US announces export controls reform
By Daniel Wasserbly and JDW Staff Reporter Guy Anderson
9/1/2010
US President Barack Obama has unveiled his administration's plan to overhaul the country's Cold War-era system for controlling technology exports with more centralised and streamlined processes.
"For too long, we have had two very different control lists, with agencies fighting over who has jurisdiction. Decisions were delayed - sometimes for years - and industries lost their edge or moved abroad," Obama said in a 31 August speech to an annual Department of Commerce export controls conference.
"Going forward, we will have a single, tiered, positive list - one which will allow us to build higher walls around the export of our most sensitive items while allowing the export of less critical ones under less restrictive conditions," he said.

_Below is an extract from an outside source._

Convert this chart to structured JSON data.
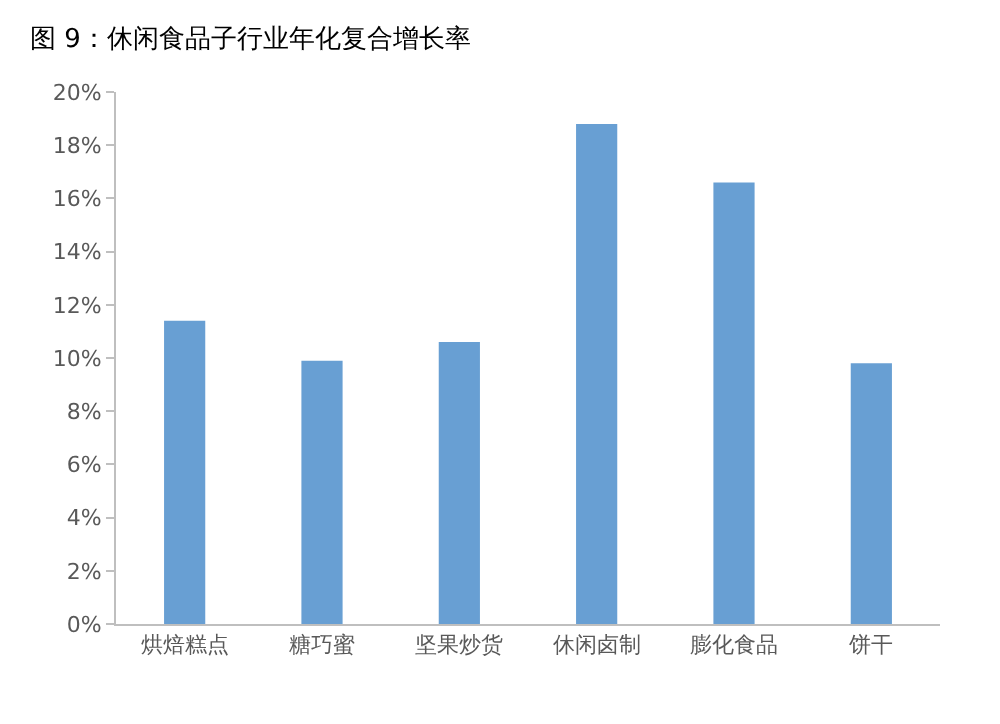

This plan is largely in line with a proposal announced in April by US Secretary of Defense Robert Gates, who has said the legacy system is detrimental to national security.
Obama said he plans to sign an executive order that creates an "Export Enforcement Coordination Center to co-ordinate and strengthen our enforcement efforts" by eliminating gaps and duplication of efforts across multiple departments and agencies.
Under the existing US export control regime, exporting military equipment requires oversight from the Department of State, which consults with the Department of Defense. Exporting technology that had military and commercial applications requires oversight from the Department of Commerce, which also consults with the departments of state and defence.
Senior Pentagon officials have voiced concern that this system is dangerous in that it places walls around too many technologies, with some walls not high enough and others hindering exports to partner nations.
With the Obama administration's new plan, agencies will create export control lists of munitions and dual-use items that are tiered to "distinguish the types of items that should be subject to stricter or more permissive levels of control for different destinations, end uses and end users", the White House said in a statement.